Some people were a little stunned by me writing such a personal experience for the world to see. I agree it was very personal and yes, anyone can stumble upon this blog. But this blog is MY space. My very own little piece of the internet. I like to think the people who come here are kind and loving and would be people I would be friends with if we weren’t separated by distance. I wouldn’t have wanted this published in TIME magazine or on TMZ or something that wasn’t my own. But the readers who frequent here know me in a sense. They get a feel for my heart and what I go through on a daily basis. I didn’t feel violated by posting because it was on my terms, on my space, with my people, so to speak. It felt safe to me and it made me realize how grateful I am that I have a gracious little community here. It was something I needed to realize. So sharing this type of experience publicly may not have worked for everyone, but it was good for this little heart of mine.
Others mentioned not wanting to share their experience with anyone when they were going through it. Some confided in me and hadn’t really ever told anyone. I can completely imagine feeling this way. There was a side of me that wanted to shut everyone out and pretend nothing was happening, too. But. I felt an urge to share my story. There is not anything on the pages of this blog I didn’t feel the divine urge to write. Some things I have shared right away, and some I have waited for the right time. As soon as I went through this, I knew I needed to share. Maybe for those people who want to shut the world out. I told Brady, if I can even help one person feel less lonely going through this, I will share every word from the depths of my soul. And I did. I know one person I for sure helped sharing my story, and that person is myself. If anyone else has felt companionship reading it, that to me is absolutely priceless. It took me a long time to share my experience with postpartum depression, but I kept feeling a nagging feeling to write it and once I did, I realized my heart had healed from it in a way I never knew it could.

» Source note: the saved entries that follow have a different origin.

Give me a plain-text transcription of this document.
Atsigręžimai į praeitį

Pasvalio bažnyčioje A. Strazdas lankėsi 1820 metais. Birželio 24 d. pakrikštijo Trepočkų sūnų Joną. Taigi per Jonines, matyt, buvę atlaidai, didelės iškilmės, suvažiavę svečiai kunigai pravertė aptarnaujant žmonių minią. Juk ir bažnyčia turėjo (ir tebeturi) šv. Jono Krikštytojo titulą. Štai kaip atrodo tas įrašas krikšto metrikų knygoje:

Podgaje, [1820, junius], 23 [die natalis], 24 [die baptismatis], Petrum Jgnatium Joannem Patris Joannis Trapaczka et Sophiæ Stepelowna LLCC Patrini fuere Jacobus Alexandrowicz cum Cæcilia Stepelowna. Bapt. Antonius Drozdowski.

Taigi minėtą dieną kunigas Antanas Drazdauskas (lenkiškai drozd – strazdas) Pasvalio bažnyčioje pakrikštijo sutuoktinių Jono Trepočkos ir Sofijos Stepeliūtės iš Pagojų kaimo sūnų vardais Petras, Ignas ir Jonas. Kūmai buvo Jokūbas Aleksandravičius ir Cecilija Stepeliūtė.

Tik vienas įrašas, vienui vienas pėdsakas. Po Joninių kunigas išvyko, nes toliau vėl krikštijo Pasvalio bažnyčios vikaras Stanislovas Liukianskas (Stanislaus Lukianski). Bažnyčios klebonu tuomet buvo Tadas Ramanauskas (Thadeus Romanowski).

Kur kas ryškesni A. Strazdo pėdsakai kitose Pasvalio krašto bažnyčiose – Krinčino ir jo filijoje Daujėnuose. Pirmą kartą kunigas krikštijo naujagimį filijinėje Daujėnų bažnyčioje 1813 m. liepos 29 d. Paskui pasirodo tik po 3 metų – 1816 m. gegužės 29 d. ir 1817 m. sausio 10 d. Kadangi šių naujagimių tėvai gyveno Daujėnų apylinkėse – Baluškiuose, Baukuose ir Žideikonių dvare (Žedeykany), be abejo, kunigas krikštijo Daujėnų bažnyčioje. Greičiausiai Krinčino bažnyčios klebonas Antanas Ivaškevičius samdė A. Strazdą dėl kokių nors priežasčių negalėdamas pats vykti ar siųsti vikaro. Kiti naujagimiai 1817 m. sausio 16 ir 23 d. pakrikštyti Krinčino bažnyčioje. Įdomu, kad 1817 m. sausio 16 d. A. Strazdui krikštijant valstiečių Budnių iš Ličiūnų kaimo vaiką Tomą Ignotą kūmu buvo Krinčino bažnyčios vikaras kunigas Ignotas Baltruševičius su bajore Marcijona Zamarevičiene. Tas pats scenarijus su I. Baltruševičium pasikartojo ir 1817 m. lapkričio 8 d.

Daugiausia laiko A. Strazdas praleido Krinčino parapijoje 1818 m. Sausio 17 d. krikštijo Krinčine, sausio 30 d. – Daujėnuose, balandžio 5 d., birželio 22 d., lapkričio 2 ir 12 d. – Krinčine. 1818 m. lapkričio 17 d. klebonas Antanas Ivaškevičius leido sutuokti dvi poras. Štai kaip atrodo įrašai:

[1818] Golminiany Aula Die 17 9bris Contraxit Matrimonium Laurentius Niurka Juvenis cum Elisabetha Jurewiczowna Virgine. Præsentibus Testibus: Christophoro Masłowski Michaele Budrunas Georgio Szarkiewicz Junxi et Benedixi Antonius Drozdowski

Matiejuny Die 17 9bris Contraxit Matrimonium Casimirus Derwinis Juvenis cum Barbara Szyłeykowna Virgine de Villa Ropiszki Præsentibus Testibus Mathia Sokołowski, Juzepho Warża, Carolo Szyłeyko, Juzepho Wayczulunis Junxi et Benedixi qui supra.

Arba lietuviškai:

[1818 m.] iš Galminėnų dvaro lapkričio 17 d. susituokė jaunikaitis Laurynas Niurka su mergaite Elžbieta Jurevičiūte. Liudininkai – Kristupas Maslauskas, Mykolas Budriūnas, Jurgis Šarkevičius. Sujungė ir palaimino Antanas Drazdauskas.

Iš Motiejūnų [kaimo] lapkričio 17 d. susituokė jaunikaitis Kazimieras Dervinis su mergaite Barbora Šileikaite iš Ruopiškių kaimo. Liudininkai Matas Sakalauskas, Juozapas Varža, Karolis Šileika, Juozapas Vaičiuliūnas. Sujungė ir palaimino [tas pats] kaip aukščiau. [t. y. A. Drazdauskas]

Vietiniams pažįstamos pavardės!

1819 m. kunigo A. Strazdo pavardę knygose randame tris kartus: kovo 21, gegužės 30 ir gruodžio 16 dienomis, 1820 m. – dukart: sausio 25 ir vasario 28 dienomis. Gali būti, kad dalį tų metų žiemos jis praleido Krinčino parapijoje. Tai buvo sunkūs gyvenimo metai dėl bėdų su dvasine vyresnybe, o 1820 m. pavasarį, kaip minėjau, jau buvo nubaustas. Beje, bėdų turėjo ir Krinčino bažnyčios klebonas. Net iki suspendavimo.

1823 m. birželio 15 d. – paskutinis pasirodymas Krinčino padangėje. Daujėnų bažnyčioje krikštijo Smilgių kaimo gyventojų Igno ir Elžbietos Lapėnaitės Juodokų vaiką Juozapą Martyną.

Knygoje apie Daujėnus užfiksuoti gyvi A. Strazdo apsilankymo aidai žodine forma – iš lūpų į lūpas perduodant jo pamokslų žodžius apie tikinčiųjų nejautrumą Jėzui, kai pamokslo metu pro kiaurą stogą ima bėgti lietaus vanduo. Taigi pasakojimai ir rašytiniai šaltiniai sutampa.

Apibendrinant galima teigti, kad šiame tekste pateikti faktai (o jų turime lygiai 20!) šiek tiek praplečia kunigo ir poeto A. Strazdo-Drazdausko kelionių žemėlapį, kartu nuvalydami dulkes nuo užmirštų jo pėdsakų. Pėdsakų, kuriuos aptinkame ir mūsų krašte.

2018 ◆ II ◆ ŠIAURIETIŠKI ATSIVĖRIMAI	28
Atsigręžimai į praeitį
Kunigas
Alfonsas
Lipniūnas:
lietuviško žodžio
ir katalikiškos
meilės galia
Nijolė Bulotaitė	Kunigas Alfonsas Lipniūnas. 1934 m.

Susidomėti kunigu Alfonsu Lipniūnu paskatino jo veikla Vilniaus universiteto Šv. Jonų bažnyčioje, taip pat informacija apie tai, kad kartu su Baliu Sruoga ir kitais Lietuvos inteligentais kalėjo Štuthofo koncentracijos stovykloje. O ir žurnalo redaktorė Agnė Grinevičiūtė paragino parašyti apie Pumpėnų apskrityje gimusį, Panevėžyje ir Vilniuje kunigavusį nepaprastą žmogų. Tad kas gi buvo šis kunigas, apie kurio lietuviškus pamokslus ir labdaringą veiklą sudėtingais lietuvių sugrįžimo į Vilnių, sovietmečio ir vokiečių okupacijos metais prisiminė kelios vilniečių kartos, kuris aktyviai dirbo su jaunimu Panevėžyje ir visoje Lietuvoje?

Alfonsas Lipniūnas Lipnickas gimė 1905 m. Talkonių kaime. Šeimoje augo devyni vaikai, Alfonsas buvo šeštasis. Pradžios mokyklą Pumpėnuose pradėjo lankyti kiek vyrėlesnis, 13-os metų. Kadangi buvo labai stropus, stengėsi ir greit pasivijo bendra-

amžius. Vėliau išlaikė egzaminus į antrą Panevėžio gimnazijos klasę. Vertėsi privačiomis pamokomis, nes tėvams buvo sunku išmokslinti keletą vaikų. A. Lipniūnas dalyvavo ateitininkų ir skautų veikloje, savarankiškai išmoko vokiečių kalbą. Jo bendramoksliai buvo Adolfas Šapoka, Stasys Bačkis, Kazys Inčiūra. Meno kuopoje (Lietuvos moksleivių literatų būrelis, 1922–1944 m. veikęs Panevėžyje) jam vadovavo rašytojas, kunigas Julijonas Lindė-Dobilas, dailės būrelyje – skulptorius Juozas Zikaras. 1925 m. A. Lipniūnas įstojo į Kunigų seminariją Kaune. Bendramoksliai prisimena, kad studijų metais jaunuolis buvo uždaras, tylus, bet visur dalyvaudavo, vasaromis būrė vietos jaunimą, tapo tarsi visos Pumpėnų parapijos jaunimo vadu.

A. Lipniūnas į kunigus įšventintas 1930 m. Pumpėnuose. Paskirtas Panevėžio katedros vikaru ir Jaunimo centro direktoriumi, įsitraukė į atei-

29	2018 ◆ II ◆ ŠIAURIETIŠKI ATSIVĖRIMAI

Another thing I heard was appreciation of how “real” I have been about it. To me, this is the very best compliment anyone could give. I believe there is something so beautiful and pure about the human experience. I believe God created all our emotions – the good, the bad, the sad – and there is something to be learned from each of them. My experience was a very real experience and I didn’t want to do it any injustice by sugar coating it. When I started this blog, I knew I didn’t want to just share the happy outings or the silly parts of our life. I wanted to share it all because it’s important to me to have it documented. One day, I imagine my girls reading this as they may have young families of their own and while my memories fade, I know my stories wont. Real is exactly my goal. How I write, how I shoot photography, how I live my life. I crave being real and I hope to strive for that each day.
So how am I doing now? This question I’m hearing daily right now. The answer is, I’m doing well. My perspective is still small and my heart still stings with remembrance, but we’re getting through it. I see beauty and hope in every day. My perspective in faith has grown the most and for that I am so grateful. I feel like I get some extra time with my little family of 4 and I am totally content about that. Stella gets to be my baby for just a bit longer and she is totally content about that. ;) Through good times and bad, this life is a wonderful one if we can only choose to see it. God has been so good to me and I don’t feel anything but totally blessed.